Hoy existe una gigantesca coalición pro cambio en Cuba, que engloba a los más amplios sectores de la población y algunos del gobierno, dejando desmarcados a los pocos que se resisten a alterar el status quo. Unos promueven cambios para comenzar un nuevo capitulo en la historia nacional; otros para que no se llegue a cerrar el que hoy se vive. En ese contexto, Fidel Castro ha optado por ser el líder de la “micro fracción” opuesta al cambio.

La elite de poder en Cuba necesita asegurar la gobernabilidad y sabe que solo hay tres herramientas para ello: la represión, la cooptación –antes por medio de la adhesión ideológica y hoy por temor al “enemigo”- y la integración por vía de generar prosperidad cotidiana. Al hacerse crítica la necesidad de supervivencia, la gente puede llegar a perder el miedo a la represión e incluso al “enemigo”.

El gobierno necesita con urgencia vencer el escepticismo generalizado. También requiere un marco de distensión para que sus proyectos –aun si se tratase de reformas graduales y controladas- puedan prosperar. Es en este punto donde las iniciativas de algunos actores extranjeros involucrados en el conflicto cubano pueden complicar las cosas. Pero, ¿cuán “externo” es el origen de algunas de esas posibles complicaciones? El ahora anciano, pero incorregible caudillo, pudiera estarse dedicando a alentar sucesos que descarrilen sus proyectos.

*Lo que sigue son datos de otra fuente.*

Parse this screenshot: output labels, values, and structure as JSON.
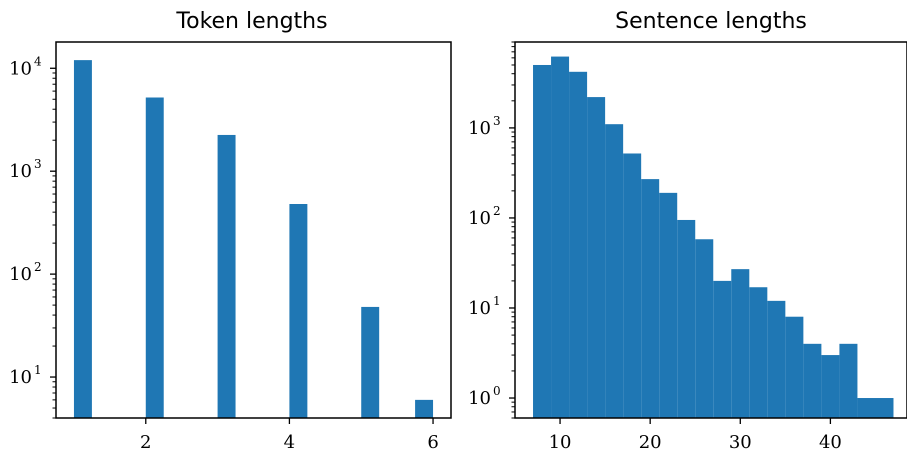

Según ha declarado el Presidente Hugo Chávez fuentes de inteligencia venezolanas y “de otros países” le han alertado de una inminente agresión colombiana y ha movilizado por ello a su maquinaria de guerra para enfrentarla. Dudo que esas fuentes –si realmente existen- sean ecuatorianas, bolivianas, nicaragüenses, iraníes, chinas, o incluso cubanas. Un examen serio de las actuales circunstancias del gobierno colombiano, del contexto regional y de la sobrecargada agenda de la actual Administración en la Casa Blanca, -cuando se aproxima una elección presidencial y una recesión en ese país-, no permitirían a ningún analista llegar a tan arriesgada conclusión aunque tuviese indicios aislados que le preocupasen.

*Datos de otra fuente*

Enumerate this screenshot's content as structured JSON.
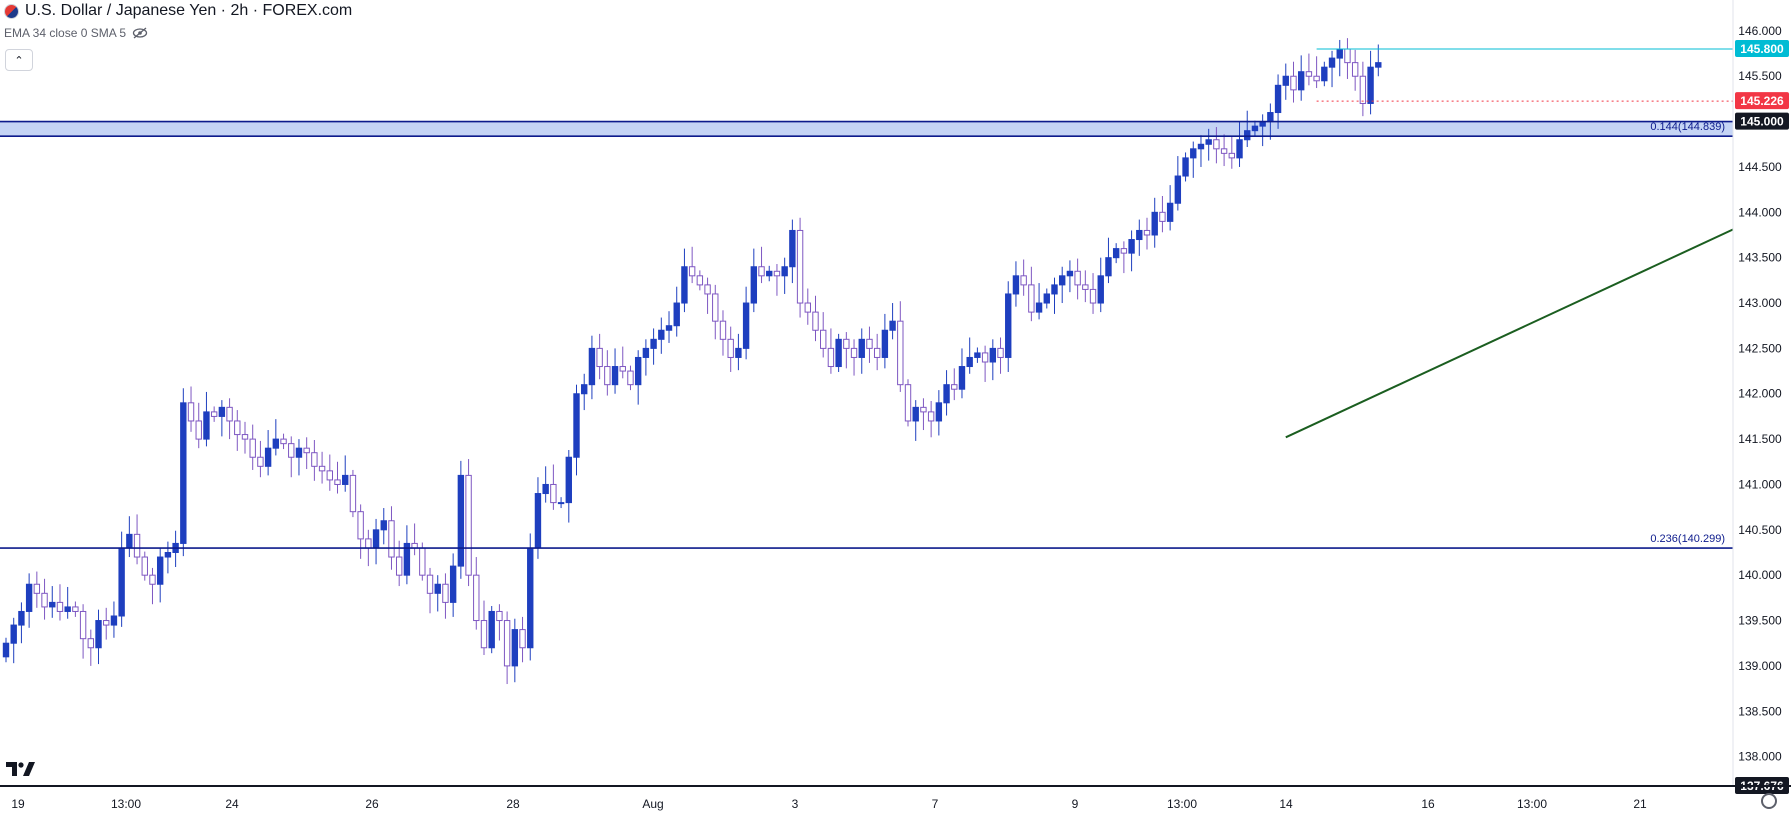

El Presidente venezolano fue más lejos aun. Ya está, virtualmente, en pie de guerra. Sus acciones podrían ser tomadas de ese modo por otros. Movilizó a sus fuerzas armadas y pidió a los países de la región que retirasen sus fondos de los bancos de EEUU cuando ese país está en la antesala de una recesión. También reclamó a los gobiernos del ALBA que integrasen con urgencia sus fuerzas militares y de inteligencia. “Si se meten con uno de nosotros se meten con todos”. Y poco después declaraba que si la oposición en Venezuela lograba ganar las alcaldías en las elecciones previstas para dentro de unos meses, el “2009 sería el año de guerra”. No satisfecho con todo eso, aseveró que “Si a Hugo Chávez le toca entregar el gobierno en 2013, no lo hará a un contrarrevolucionario, porque si no, vendría la guerra”. Más claro ni el agua: el resultado del recién celebrado referéndum ya puede considerarse cuestionado. Como todo aquel que presente una candidatura contra la suya –sea comunista o anticomunista- es para él un contrarrevolucionario, el presidente venezolano ha venido a declarar sin ambigüedad posible que no entregara a nadie el poder. Qué relevancia tiene perder un referéndum cuando bastan las bayonetas (“vendría la guerra”).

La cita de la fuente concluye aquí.